# Avatar & Signature woes



## Quickleaf (Nov 23, 2016)

I've been having trouble recently, post-database crash, with my avatar & signature.

(1) After losing my old avatar (profile picture), I chose a new one on my hard drive that is 81 kb, under ENWorld's 97.7 kb limit. However, I received the error message "unable to save image." 

Am I doing something wrong?

(2) Also, I appear to have lost my signature. So I clicked on "My Settings" and looked over the options on the column on the left, and couldn't find anything mentioning a signature.

What am I missing? 

Thanks!


----------



## LordEntrails (Nov 23, 2016)

Unless you are a subscriber, you no longer get to have a signature or avatar. You can see more in this thread; http://www.enworld.org/forum/showthread.php?491590-What-happened-to-signatures


----------



## Rabulias (Nov 25, 2016)

Quickleaf's info to the left of his above post shows him to clearly be a Copper Subscriber.

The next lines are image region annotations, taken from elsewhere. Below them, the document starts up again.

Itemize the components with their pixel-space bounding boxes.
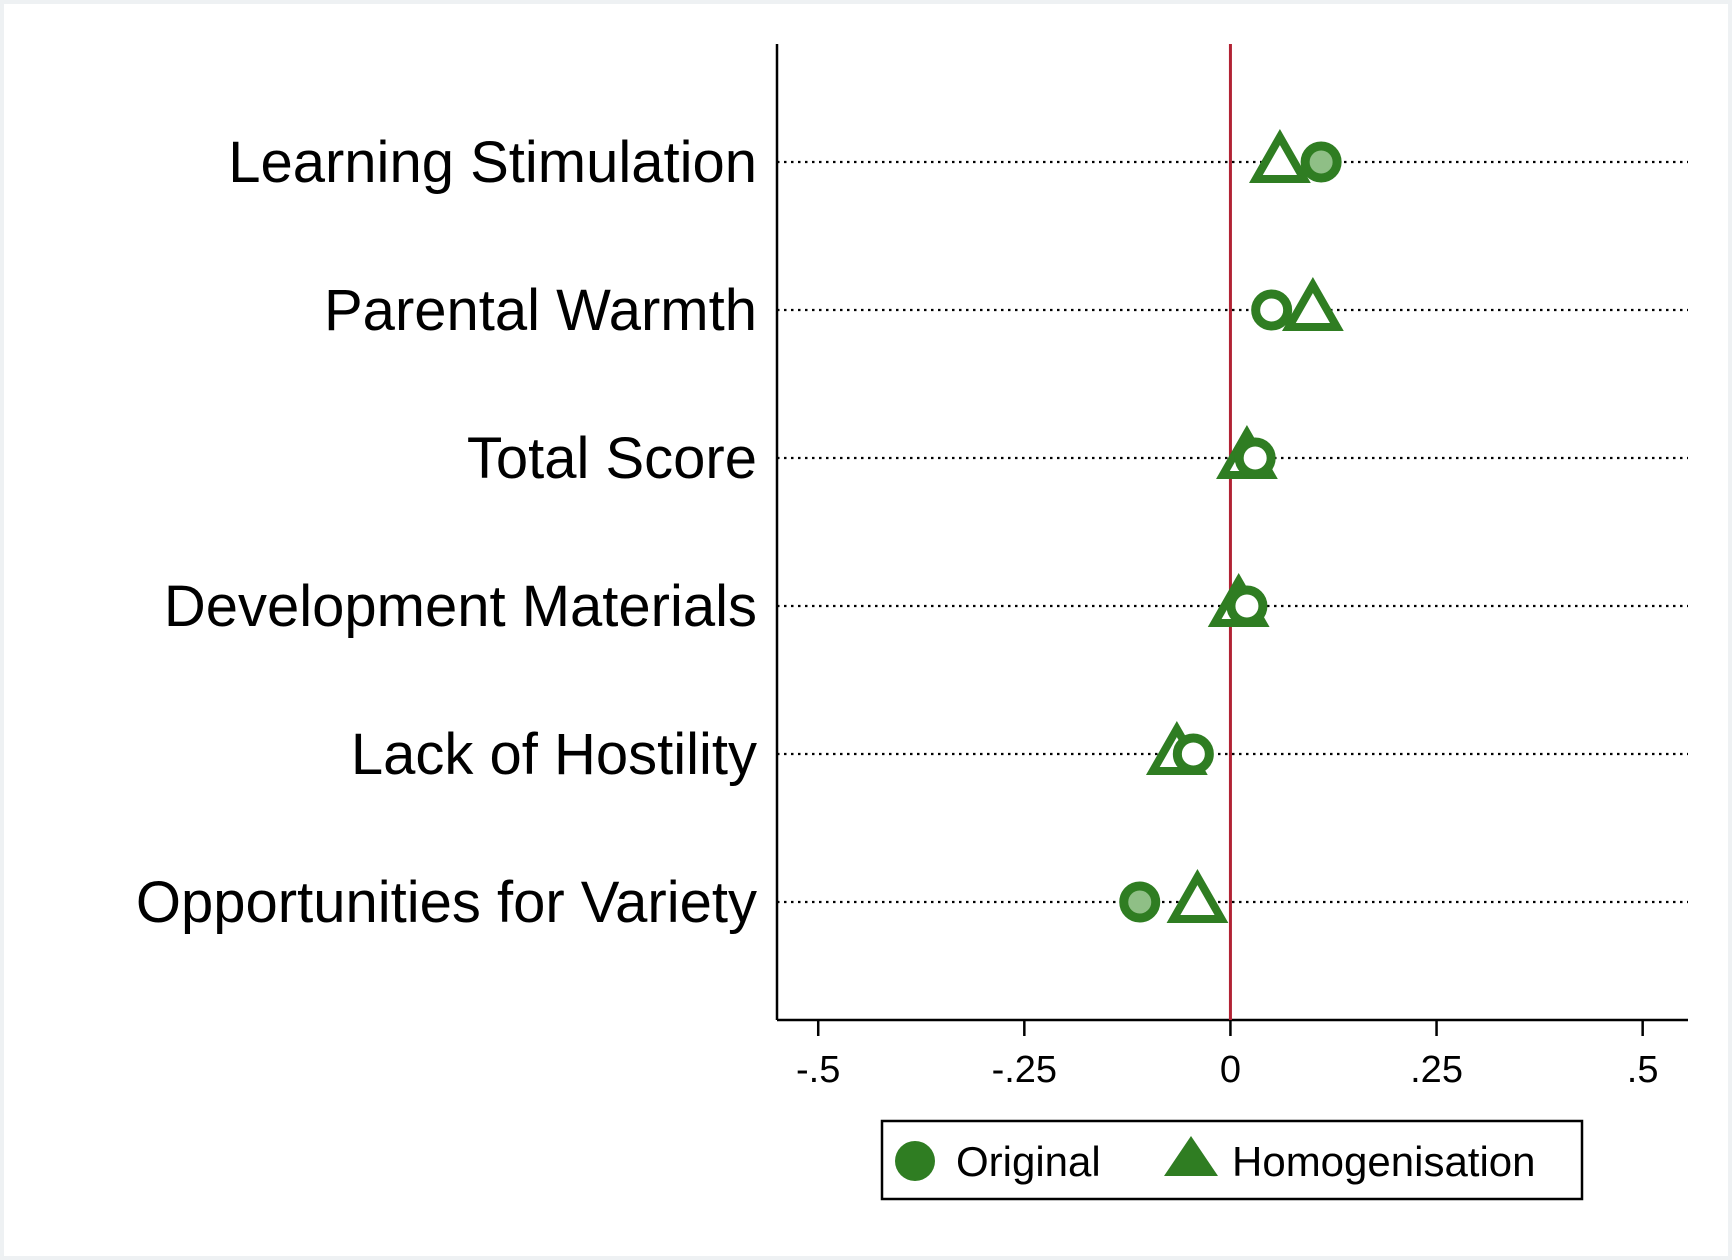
homogenisation-point — [1281, 276, 1344, 331]
original-point — [1119, 881, 1161, 923]
marks-layer — [1119, 128, 1344, 923]
tick-label-layer: -.5 -.25 0 .25 .5 — [796, 1049, 1658, 1091]
x-tick-label: -.25 — [992, 1049, 1057, 1091]
legend-label-homogenisation: Homogenisation — [1232, 1138, 1536, 1185]
category-label: Development Materials — [164, 574, 757, 639]
legend-circle-marker — [895, 1141, 935, 1181]
category-label: Opportunities for Variety — [136, 870, 757, 935]
category-label: Learning Stimulation — [228, 130, 757, 195]
x-tick-label: -.5 — [796, 1049, 840, 1091]
x-tick-label: 0 — [1220, 1049, 1241, 1091]
original-point — [1300, 141, 1342, 183]
original-point — [1172, 733, 1214, 775]
category-label: Parental Warmth — [324, 278, 757, 343]
axis-layer — [775, 44, 1688, 1036]
homogenisation-point — [1249, 128, 1311, 183]
original-point — [1234, 437, 1276, 479]
x-tick-label: .25 — [1410, 1049, 1463, 1091]
homogenisation-point — [1166, 868, 1229, 923]
legend: Original Homogenisation — [880, 1119, 1584, 1201]
legend-label-original: Original — [956, 1138, 1101, 1185]
x-tick-label: .5 — [1627, 1049, 1659, 1091]
legend-box — [880, 1119, 1584, 1201]
original-point — [1251, 289, 1293, 331]
legend-triangle-marker — [1164, 1136, 1218, 1176]
original-point — [1226, 585, 1268, 627]
category-label: Total Score — [467, 426, 757, 491]
chart-background — [4, 4, 1728, 1256]
category-label-layer: Learning Stimulation Parental Warmth Total… — [136, 130, 757, 935]
category-label: Lack of Hostility — [351, 722, 757, 787]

There should definitely be an "Edit Avatar" and "Edit Signature" links in your screenshot, just below "Edit Profile Cover Photo." Something is amiss...


----------



## Quickleaf (Nov 25, 2016)

Rabulias said:


> Quickleaf's info to the left of his above post shows him to clearly be a Copper Subscriber.
> 
> There should definitely be an "Edit Avatar" and "Edit Signature" links in your screenshot, just below "Edit Profile Cover Photo." Something is amiss...




Ah, I used to subscribe for a long time. Didn't realize that my subscription had lapsed with new card. So, I just re-subbed.

However, my old signature was lost in the process, so I've got to hunt down some old threads now...


----------



## LordEntrails (Nov 26, 2016)

I knew I checked to make sure he didn't show as a subscriber 

I wasn't completely stupid! 

 (No offense taken or intended!)


----------